Récemment, nous avons régulièrement fait état des problèmes rencontrés dans les centres d’inspection automobile. Il y a les longues périodes d’attente, mais aussi l’imprévisibilité de l’approbation de votre voiture, comme dans le cas du nouveau test du filtre à particules où pas moins de 33 000 voitures diesel récentes ont récemment reçu un carton rouge. On peut également citer les montants plutôt élevés dont les automobilistes doivent s’acquitter sans broncher parce qu’il n’y a pas d’autres solutions.

La situation est étrange. Surtout quand on sait que les inspections de voitures en Flandre sont effectuées par les six mêmes entreprises privées depuis 100 ans.
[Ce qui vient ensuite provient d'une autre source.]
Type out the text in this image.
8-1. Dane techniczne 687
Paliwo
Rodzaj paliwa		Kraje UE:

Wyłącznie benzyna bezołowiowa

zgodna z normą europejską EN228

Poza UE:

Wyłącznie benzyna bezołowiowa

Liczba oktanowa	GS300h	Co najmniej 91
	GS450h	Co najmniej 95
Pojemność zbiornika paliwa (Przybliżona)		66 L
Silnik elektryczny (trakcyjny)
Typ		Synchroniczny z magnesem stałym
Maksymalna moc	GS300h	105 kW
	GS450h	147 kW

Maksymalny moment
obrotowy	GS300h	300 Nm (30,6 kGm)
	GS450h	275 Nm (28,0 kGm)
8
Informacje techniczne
Celles-ci ont donc un monopole de fait et déterminent en pratique le fonctionnement de l’ensemble du processus d’inspection de notre parc automobile. Chaque année, plus de 3 millions de contrôles de véhicules sont effectués dans les 43 stations de la Flandre. Ceux-ci sont effectivement sous la supervision du gouvernement, mais celle-ci est très limitée car seuls … deux inspecteurs sont prévus à cet effet !

Enregistrer le nombre de plaintes

Les clients ont également le sentiment que tout ne se passe pas de manière irréprochable lors du contrôle technique, comme le montrent les 1 182 plaintes reçues en 2022. Il s’agit d’une augmentation de 27 % par rapport à l’année précédente et d’un record absolu. Het Laatste Nieuws et VTM Nieuws ont récemment mené une enquête à ce sujet et ont publié les principaux griefs des clients : ils se plaignent principalement de la convivialité, des longs délais d’attente, du manque d’explications sur le défaut pour lequel leur voiture est refusée et du prix élevé, qui peut même dépendre du poste de contrôle choisi.

Entre-temps, la ministre flamande de la mobilité, Lydia Peeters, a décidé de procéder à un audit de tous les centres d’inspection afin d’identifier les problèmes et d’y trouver des solutions.